New York Times columnist Ross Douthat is coming under some criticism online for a column titled "Why We Miss the WASPs."
The column's subtitle stated, "Their meritocratic, diverse and secular successors rule us neither as wisely nor as well."
The piece reflected on the leadership of former President George H.W. Bush on the day of his funeral, but was criticized by those who saw racism in Douthat's nostalgia for leadership from white Anglo-Saxons.
"Unsurprisingly, Ross Douthat yearns for more white supremacy," wrote Lily Herman, a contributing editor at Refinery29.
Unsurprisingly, Ross Douthat yearns for more white supremacy. pic.twitter.com/lkcEGafbaL— Lily Herman (@lkherman) December 5, 2018
Ross Douthat's "Why We Miss The WASPs" column is truly remarkable because it is both utter, racist garbage and is also probably the closest I've seen a conservative get to vocalizing their actual worldview while also explaining what's wrong with this country. 1/— Jared Yates Sexton (@JYSexton) December 5, 2018
what the hell is this pic.twitter.com/6eIBJSzdT6— David Mack (@davidmackau) December 5, 2018
Whenever I’m stressed about my writing, I just remind myself that men like Ross Douthat are gainfully employed at the venerable, perfect-in-every-way New York Times.

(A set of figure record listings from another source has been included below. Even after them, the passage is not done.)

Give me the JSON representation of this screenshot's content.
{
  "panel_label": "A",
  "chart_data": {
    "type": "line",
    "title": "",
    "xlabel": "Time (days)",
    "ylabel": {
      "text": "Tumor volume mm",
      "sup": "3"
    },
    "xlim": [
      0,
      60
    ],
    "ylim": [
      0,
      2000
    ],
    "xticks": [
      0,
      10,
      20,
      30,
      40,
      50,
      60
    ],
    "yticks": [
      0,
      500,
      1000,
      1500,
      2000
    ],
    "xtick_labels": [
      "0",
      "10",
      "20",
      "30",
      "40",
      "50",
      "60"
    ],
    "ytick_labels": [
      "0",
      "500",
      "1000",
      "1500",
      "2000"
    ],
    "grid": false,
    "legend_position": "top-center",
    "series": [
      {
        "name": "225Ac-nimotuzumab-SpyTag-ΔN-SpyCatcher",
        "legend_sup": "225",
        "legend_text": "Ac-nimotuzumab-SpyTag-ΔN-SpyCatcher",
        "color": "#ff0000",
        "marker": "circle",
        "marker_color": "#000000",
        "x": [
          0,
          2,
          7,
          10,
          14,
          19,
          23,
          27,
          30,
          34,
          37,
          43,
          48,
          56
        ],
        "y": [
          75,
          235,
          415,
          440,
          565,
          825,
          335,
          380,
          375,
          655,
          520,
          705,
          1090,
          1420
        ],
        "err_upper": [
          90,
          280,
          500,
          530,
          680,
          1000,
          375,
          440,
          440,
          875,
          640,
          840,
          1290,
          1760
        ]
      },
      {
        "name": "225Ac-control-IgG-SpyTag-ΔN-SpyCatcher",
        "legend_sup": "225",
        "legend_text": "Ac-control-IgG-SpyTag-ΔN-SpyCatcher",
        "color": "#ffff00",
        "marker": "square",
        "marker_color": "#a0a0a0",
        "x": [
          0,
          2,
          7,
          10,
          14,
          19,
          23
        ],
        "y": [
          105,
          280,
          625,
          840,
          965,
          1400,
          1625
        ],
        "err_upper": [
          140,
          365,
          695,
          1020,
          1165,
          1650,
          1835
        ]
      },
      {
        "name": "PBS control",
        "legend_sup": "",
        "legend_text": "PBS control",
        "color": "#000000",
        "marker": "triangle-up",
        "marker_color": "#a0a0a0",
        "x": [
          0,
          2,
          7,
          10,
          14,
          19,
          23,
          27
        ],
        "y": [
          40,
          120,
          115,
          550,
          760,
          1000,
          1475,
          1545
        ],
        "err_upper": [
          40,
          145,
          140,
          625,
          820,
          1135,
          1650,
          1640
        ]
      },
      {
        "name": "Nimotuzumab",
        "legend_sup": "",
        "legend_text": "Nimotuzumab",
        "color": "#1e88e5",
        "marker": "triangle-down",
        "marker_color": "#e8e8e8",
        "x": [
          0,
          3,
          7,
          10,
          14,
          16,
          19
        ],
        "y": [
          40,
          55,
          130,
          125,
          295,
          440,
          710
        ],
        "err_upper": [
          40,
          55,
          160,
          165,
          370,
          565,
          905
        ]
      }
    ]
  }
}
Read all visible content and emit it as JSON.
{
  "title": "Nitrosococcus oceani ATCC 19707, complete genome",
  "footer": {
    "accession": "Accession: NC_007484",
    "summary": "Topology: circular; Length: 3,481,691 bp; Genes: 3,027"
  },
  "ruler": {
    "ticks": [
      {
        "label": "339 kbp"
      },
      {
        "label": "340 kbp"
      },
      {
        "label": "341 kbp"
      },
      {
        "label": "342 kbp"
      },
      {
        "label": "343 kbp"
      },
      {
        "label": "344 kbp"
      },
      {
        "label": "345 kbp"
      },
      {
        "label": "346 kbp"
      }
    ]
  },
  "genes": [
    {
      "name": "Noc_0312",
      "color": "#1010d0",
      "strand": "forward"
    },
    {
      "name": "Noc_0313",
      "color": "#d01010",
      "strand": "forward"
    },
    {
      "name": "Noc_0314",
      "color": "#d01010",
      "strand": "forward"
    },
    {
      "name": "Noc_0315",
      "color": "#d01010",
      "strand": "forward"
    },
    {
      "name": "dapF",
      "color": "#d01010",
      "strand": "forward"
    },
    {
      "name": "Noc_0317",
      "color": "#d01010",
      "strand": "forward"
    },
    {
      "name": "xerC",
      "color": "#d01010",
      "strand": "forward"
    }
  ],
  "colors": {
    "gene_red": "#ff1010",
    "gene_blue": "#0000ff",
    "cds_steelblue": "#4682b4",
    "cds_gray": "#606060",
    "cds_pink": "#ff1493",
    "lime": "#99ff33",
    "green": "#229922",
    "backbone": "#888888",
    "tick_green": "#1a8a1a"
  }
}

And then I laugh and laugh. And get back to work. https://t.co/7v8CFnv70k— Saeed Jones (@theferocity) December 5, 2018
Douthat, who did not immediately reply to a request for comment from The Hill, wrote that Americans miss Bush because "we miss the WASPs — because we feel, at some level, that their more meritocratic and diverse and secular successors rule us neither as wisely nor as well."
Douthat admited that the "old ruling class" was "bigoted and exclusive and often cruel," but argues that a "self-replicating upper class" still exists in the U.S. and that it uses the same exclusionary tactics.
Though the "old ruling class" had its faults, Douthat argued that its focus on training "privileged children for service, not just success" resulted in a more moral ruling class than the U.S. has today.
"In any scenario the WASP elite would have had to diversify and adapt," he wrote. "But its virtues were to some extent transferable to a more diverse society."